Network initialization

If all the variables in dataset are continuous, ContinuousBN is recommended to use. To initialize a ContinuousBN object, you can use the following code:

from bamt.networks.continuous_bn import ContinuousBN

bn = ContinuousBN(use_mixture=True)

ContinuousBN has an additional parameter use_mixture. It is used to determine whether to use mixuters of Gaussian distributions to represent the conditional distribution of continuous variables. If use_mixture is True, mixuters of Gaussian distributions are used to represent the conditional distribution of continuous variables.

Data Preprocessing

If the dataset contains integer values that should be treated as continuous variables (e.g. 1, 2 etc), they should be converted to float.
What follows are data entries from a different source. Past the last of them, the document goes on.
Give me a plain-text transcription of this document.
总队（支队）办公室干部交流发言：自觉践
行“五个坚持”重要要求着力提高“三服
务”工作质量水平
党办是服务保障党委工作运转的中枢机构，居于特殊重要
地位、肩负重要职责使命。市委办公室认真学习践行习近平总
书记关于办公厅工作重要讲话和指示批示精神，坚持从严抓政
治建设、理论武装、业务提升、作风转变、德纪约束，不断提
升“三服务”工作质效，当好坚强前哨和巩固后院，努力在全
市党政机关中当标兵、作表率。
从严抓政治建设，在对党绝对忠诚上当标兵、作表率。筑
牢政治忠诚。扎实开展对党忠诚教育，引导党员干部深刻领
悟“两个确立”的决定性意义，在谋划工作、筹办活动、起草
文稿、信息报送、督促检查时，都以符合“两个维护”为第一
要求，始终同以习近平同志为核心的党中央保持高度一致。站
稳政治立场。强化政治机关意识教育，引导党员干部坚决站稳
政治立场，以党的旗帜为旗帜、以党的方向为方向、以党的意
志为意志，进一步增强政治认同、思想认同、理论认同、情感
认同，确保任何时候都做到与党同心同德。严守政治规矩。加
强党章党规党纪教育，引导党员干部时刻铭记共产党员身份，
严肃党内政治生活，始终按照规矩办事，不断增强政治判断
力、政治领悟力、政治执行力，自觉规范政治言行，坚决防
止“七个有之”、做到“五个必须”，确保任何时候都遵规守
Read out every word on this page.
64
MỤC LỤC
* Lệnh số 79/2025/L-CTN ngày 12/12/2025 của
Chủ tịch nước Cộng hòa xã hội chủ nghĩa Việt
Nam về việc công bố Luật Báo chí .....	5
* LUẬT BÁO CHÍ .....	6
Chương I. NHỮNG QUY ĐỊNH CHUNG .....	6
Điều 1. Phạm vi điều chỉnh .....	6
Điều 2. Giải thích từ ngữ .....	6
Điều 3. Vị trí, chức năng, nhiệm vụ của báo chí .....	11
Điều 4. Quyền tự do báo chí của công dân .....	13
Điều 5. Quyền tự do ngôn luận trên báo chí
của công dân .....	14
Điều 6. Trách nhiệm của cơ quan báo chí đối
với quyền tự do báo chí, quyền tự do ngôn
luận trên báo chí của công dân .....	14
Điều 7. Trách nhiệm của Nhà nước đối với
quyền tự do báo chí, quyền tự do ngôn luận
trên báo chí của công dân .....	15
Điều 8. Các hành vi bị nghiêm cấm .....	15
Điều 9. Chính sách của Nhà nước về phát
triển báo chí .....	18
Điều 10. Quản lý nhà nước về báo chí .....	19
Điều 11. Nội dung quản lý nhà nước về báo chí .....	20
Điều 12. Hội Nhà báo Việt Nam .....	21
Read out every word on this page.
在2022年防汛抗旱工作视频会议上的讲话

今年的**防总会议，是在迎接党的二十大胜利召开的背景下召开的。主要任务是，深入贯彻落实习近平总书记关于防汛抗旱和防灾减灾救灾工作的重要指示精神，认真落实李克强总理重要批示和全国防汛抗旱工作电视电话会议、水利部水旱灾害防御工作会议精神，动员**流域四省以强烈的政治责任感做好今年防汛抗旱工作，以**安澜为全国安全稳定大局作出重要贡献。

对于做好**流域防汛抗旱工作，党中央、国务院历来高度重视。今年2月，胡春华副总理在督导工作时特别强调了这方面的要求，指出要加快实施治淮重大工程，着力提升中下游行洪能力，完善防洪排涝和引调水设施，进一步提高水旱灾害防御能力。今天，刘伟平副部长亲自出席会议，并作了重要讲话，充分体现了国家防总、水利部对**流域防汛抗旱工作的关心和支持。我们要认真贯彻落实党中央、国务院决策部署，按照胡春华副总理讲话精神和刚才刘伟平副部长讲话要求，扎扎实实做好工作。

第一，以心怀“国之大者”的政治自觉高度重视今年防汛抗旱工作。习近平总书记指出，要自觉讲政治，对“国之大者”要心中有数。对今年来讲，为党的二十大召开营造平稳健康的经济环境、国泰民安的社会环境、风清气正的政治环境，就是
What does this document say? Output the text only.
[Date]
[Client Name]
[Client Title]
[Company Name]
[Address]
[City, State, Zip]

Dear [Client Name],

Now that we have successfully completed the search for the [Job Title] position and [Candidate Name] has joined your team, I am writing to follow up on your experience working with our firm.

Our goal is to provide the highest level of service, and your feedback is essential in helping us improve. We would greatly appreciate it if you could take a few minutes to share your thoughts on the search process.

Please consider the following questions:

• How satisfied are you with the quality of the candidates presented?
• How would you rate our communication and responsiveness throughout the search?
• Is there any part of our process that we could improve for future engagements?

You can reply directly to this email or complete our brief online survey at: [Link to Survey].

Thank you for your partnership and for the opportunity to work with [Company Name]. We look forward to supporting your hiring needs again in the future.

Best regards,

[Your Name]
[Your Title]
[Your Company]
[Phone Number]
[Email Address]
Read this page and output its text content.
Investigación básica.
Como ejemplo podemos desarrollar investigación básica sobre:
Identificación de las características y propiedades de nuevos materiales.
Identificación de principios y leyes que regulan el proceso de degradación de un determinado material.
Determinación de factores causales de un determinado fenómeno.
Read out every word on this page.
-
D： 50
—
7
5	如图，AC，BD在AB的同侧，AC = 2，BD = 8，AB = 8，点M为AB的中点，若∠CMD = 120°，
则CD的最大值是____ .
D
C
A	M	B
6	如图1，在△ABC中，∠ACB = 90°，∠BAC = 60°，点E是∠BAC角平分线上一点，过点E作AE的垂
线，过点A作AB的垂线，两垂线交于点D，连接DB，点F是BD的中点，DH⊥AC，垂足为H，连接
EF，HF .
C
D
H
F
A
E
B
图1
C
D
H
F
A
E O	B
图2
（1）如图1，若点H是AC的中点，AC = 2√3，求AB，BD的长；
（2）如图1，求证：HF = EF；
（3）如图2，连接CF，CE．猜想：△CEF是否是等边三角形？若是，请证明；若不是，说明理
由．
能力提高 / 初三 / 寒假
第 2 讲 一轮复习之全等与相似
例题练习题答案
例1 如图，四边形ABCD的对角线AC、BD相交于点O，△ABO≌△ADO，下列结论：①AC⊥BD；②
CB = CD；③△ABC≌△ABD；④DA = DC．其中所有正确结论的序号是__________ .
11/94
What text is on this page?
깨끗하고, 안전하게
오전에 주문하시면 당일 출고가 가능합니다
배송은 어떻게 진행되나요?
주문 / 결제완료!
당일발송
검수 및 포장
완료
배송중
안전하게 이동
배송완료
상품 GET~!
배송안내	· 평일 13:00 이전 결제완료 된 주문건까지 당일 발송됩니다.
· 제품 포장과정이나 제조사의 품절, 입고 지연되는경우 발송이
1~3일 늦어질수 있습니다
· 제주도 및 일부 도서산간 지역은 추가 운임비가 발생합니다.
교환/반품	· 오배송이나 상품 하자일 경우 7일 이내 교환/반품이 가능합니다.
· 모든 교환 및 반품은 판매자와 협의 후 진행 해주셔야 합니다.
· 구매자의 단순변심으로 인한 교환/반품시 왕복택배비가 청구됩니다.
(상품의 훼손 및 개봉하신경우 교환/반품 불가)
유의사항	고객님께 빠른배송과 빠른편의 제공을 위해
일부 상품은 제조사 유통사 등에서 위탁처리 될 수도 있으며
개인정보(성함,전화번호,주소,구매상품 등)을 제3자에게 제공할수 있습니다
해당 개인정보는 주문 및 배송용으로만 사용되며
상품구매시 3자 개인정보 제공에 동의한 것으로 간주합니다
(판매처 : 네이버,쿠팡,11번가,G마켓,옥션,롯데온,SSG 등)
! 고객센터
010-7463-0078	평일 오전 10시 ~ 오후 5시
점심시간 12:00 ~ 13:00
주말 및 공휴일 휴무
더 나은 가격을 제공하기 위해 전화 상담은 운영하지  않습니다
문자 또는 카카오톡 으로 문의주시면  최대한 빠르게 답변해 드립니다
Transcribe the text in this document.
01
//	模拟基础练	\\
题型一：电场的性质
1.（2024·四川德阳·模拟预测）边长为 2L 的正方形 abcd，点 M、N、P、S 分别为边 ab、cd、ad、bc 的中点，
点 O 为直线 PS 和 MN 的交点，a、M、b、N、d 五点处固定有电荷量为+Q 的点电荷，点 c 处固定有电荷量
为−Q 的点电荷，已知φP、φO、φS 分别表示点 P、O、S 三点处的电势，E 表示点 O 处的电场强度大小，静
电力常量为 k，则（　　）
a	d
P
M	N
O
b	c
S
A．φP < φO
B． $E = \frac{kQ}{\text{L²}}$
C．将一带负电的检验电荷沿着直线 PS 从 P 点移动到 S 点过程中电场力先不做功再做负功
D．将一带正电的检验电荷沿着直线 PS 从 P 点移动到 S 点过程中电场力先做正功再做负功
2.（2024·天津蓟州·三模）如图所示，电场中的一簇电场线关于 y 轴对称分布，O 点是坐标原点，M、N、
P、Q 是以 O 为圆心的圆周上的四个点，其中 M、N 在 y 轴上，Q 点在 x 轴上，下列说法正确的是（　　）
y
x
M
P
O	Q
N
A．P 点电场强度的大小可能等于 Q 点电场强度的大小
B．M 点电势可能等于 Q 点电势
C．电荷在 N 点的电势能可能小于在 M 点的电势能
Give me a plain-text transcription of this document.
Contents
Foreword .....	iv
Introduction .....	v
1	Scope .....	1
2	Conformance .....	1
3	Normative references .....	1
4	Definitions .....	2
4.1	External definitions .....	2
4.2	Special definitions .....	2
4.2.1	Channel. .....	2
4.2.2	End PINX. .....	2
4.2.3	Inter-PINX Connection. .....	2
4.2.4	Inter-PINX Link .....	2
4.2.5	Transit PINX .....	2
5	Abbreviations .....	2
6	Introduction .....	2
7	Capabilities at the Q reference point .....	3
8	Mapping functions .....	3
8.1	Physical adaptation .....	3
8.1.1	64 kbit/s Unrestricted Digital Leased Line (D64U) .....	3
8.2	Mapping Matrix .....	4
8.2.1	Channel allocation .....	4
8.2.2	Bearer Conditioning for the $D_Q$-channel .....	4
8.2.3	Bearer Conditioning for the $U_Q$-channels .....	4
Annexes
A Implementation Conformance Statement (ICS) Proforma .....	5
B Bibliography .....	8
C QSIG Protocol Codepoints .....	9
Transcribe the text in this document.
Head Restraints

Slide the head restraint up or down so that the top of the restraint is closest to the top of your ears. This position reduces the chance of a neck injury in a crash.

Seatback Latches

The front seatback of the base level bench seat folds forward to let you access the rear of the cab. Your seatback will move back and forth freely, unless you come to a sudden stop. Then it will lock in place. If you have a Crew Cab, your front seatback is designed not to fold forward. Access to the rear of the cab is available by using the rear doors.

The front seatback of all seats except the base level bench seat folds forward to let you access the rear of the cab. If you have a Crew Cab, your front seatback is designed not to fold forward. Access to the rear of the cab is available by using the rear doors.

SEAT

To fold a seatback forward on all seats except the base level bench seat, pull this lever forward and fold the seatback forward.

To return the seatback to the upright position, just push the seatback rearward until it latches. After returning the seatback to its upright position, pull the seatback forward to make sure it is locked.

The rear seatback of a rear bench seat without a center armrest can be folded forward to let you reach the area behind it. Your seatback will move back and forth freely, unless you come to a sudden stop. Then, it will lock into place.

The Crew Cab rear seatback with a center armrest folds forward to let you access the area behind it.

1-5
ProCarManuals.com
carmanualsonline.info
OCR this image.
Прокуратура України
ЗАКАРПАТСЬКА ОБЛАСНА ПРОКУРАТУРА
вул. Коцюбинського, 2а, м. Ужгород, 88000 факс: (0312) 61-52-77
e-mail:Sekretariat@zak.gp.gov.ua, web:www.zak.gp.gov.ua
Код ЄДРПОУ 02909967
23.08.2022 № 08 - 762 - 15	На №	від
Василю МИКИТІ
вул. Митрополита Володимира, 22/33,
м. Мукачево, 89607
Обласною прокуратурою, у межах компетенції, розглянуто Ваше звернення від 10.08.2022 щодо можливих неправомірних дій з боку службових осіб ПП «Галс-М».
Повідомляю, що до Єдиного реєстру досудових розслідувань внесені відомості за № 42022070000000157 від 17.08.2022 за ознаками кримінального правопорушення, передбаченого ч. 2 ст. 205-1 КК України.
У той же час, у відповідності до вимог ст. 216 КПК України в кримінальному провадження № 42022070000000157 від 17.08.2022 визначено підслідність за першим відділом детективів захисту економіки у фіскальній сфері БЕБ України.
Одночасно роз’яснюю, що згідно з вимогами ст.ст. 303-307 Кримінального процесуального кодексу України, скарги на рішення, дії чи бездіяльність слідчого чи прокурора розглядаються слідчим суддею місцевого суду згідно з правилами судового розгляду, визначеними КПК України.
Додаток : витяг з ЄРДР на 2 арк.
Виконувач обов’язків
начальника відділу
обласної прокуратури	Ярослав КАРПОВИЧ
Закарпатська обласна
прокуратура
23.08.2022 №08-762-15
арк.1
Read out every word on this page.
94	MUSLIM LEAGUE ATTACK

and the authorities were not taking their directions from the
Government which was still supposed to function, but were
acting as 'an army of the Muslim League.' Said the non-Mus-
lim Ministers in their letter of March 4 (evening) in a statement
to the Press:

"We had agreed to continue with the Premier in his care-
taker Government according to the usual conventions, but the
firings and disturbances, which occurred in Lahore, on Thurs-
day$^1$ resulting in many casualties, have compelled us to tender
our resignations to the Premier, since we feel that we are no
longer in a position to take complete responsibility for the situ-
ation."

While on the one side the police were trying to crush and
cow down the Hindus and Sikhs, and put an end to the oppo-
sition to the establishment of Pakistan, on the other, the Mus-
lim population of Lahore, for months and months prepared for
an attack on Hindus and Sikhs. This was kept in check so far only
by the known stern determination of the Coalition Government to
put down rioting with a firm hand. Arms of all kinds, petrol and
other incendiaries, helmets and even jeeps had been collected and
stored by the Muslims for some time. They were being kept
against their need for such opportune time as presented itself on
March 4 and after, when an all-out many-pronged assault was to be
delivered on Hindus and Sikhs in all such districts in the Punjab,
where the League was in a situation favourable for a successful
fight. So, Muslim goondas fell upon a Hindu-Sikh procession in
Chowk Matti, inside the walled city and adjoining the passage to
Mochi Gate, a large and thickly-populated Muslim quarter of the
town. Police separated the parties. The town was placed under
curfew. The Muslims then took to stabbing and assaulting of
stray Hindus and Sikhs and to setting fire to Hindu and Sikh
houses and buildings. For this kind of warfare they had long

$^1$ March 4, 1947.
Before applying any structure or parametric learning, the data should be preprocessed as follows:

import bamt.Preprocessor as pp
import pandas as pd
from sklearn import preprocessing

data = pd.read_csv('data.csv')

encoder = preprocessing.LabelEncoder()
discretizer = preprocessing.KBinsDiscretizer(n_bins=5, encode='ordinal', strategy='quantile')

p = pp.Preprocessor([('encoder', encoder), ('discretizer', discretizer)])
discretized_data, est = p.apply(data)

info = p.info

Structure Learning

For structure learning of continuous BNs, bn.add_nodes() and bn.add_edges() methods are used.

from pgmpy.estimators import K2Score

bn.add_nodes(info) # add nodes from info obtained from preprocessing

bn.get_info() # to make sure that the network recognizes the variables as continuous

params = {
            # Defines initial nodes of the network, list of node names
           'init_nodes':[...]
            # Defines initial edges of the network, list of tuples (node1, node2)
           'init_edges':[...]
            # Strictly set edges where algoritm must learn, list of tuples (node1, node2)
           'white_list':[...]
           # blacklist edges, list of tuples (node1, node2)
           'bl_add':[...]
            # Allow algorithm to remove edges defined by user, bool
           'remove_init_edges':True
          }

# Structure learning using K2Score and parameters defined above
bn.add_edges(discretized_data, scoring_function=('K2', K2Score), params=params)

bn.plot('foo.html') # add nodes from info obtained from preprocessing

Parametric Learning

For parametric learning of BNs, bn.fit_parameters() method is used.

bn.fit_parameters(data)

bn.get_info() # get information table about the network